MINISTRO DA DEFESA PEDE NARRATIVAS MAIS APELATIVAS CONTRA O TERRORISMO

 Treze anos após o início do conflito armado em Cabo Delgado, o discurso oficial do Governo procura mudar de tom. O ministro da Defesa Nacional, Cristóvão Chume, defendeu esta semana que a imprensa moçambicana deve adoptar narrativas mais “apelativas e construtivas” sobre a situação de segurança no Norte do país, com o objetivo de não afastar potenciais investidores nacionais e estrangeiros.

Durante uma conferência de imprensa em Maputo, o titular da Defesa lamentou o que considera ser uma tendência de parte dos órgãos de comunicação social em destacar apenas os episódios de violência e ataques terroristas, em detrimento das conquistas das Forças de Defesa e Segurança (FDS). Segundo Chume, essa “narrativa antipatriótica” acaba por projectar uma imagem de instabilidade permanente, “afugentando investimentos e desmotivando o próprio cidadão moçambicano”.

“Há quatro ou cinco anos, tínhamos praias e áreas administrativas ocupadas pelos terroristas. Hoje não há nenhum ponto onde possamos dizer que eles estão a governar ou a impor a sua sharia. Os terroristas estão a correr em todo lado”, afirmou o ministro.

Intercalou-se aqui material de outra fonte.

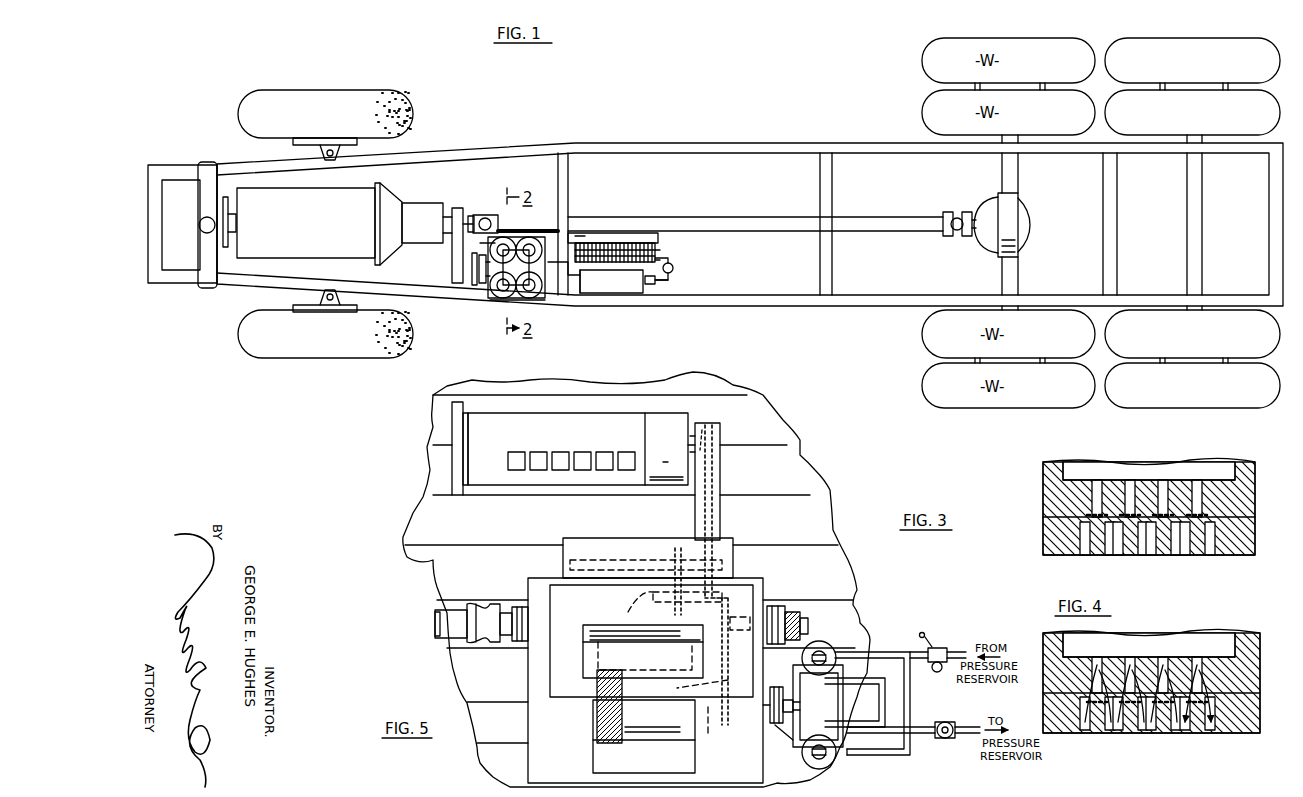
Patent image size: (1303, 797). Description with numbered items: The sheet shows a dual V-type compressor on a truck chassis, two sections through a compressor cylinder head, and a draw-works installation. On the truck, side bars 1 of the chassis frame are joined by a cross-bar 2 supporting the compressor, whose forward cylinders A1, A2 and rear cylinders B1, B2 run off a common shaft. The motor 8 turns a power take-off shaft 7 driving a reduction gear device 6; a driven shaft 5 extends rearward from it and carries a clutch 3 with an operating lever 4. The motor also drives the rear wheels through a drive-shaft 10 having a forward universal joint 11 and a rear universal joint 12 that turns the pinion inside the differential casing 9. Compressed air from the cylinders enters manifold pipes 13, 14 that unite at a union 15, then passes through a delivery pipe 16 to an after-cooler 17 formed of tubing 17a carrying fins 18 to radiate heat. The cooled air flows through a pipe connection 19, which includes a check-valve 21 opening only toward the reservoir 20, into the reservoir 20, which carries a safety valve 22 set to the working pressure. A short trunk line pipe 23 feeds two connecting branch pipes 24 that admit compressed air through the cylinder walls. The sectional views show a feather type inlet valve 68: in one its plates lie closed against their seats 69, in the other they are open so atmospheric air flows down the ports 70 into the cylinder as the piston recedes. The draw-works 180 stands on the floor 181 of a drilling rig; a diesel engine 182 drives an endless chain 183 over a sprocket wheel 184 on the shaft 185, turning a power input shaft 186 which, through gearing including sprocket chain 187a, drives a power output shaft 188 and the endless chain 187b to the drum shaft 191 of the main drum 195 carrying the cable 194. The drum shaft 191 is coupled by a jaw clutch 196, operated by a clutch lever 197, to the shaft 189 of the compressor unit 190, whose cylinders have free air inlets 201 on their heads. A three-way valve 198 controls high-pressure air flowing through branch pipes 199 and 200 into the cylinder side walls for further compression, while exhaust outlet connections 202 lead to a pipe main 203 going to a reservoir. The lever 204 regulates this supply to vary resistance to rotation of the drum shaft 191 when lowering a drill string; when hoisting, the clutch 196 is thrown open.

In FIG. 1, the side bars 1 is at (578, 148).
In FIG. 1, the cross-bar 2 is at (571, 189).
In FIG. 1, the clutch 3 is at (482, 276).
In FIG. 1, the operating lever 4 is at (487, 242).
In FIG. 1, the driven shaft 5 is at (472, 270).
In FIG. 1, the reduction gear device 6 is at (455, 256).
In FIG. 1, the power take-off shaft 7 is at (470, 214).
In FIG. 1, the motor 8 is at (337, 224).
In FIG. 1, the differential casing 9 is at (1016, 228).
In FIG. 1, the drive-shaft 10 is at (746, 218).
In FIG. 1, the universal joint 11 is at (490, 215).
In FIG. 1, the rear universal joint 12 is at (950, 238).
In FIG. 1, the manifold pipe 13 is at (525, 238).
In FIG. 1, the manifold pipe 14 is at (533, 301).
In FIG. 1, the union 15 is at (583, 233).
In FIG. 1, the delivery pipe 16 is at (640, 236).
In FIG. 1, the after-cooler 17 is at (626, 248).
In FIG. 1, the tubing 17a is at (660, 252).
In FIG. 1, the fins 18 is at (651, 262).
In FIG. 1, the pipe connection 19 is at (672, 283).
In FIG. 1, the reservoir 20 is at (620, 294).
In FIG. 1, the check-valve 21 is at (674, 268).
In FIG. 1, the safety valve 22 is at (652, 290).
In FIG. 1, the trunk line pipe 23 is at (572, 296).
In FIG. 1, the connecting branch pipes 24 is at (591, 281).
In FIG. 1, the forward cylinder A1 is at (500, 296).
In FIG. 1, the forward cylinder A2 is at (495, 268).
In FIG. 1, the rear cylinder B1 is at (537, 296).
In FIG. 1, the rear cylinder B2 is at (548, 245).
In FIG. 3, the feather type inlet valve 68 is at (1200, 516).
In FIG. 4, the feather type inlet valve 68 is at (1128, 703).
In FIG. 4, the seats 69 is at (1134, 706).
In FIG. 4, the ports 70 is at (1099, 664).
In FIG. 5, the draw-works 180 is at (575, 688).
In FIG. 5, the floor 181 is at (792, 509).
In FIG. 5, the diesel engine 182 is at (598, 421).
In FIG. 5, the endless chain 183 is at (721, 518).
In FIG. 5, the sprocket wheel 184 is at (713, 436).
In FIG. 5, the shaft 185 is at (708, 430).
In FIG. 5, the power input shaft 186 is at (690, 560).
In FIG. 5, the sprocket chain 187a is at (643, 642).
In FIG. 5, the endless chain 187b is at (722, 683).
In FIG. 5, the power output shaft 188 is at (689, 611).
In FIG. 5, the shaft of the compressor unit 189 is at (775, 740).
In FIG. 5, the compressor unit 190 is at (818, 706).
In FIG. 5, the drum shaft 191 is at (711, 731).
In FIG. 5, the cable 194 is at (620, 751).
In FIG. 5, the main drum 195 is at (644, 736).
In FIG. 5, the jaw clutch 196 is at (777, 713).
In FIG. 5, the clutch lever 197 is at (782, 690).
In FIG. 5, the three-way valve 198 is at (940, 648).
In FIG. 5, the branch pipe 199 is at (888, 652).
In FIG. 5, the branch pipe 200 is at (885, 753).
In FIG. 5, the free air inlet 201 is at (826, 660).
In FIG. 5, the exhaust outlet connections 202 is at (862, 707).
In FIG. 5, the pipe main 203 is at (926, 729).
In FIG. 5, the lever 204 is at (934, 629).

Chume insistiu que a imprensa deve transmitir esta mudança no terreno, destacando o progresso registado no Teatro Operacional Norte. “É preciso mostrar que Moçambique é viável, que Cabo Delgado é uma província viável para investir. É esta a mensagem que precisamos de passar”, reforçou.



O governante recordou que outros países com longos históricos de insegurança e criminalidade conseguem projectar uma “fotografia positiva” de si próprios para garantir a continuidade dos investimentos. “Enquanto os outros países discutem casos de sucesso, nós continuamos a empurrar investidores para fora das nossas fronteiras. Estamos a meter medo às populações e a fechar portas ao desenvolvimento”, criticou.

De acordo com o ministro, a estratégia comunicacional sobre Cabo Delgado deve priorizar o optimismo responsável, sem negar os desafios, mas sublinhando os avanços. “As nações mais evoluídas também enfrentam terrorismo e tráfico de drogas. A diferença é que eles não transformam esses problemas em etiquetas permanentes. Nós, infelizmente, estamos a colocar o país como centro do ‘turismo internacional’ da má notícia”, ironizou.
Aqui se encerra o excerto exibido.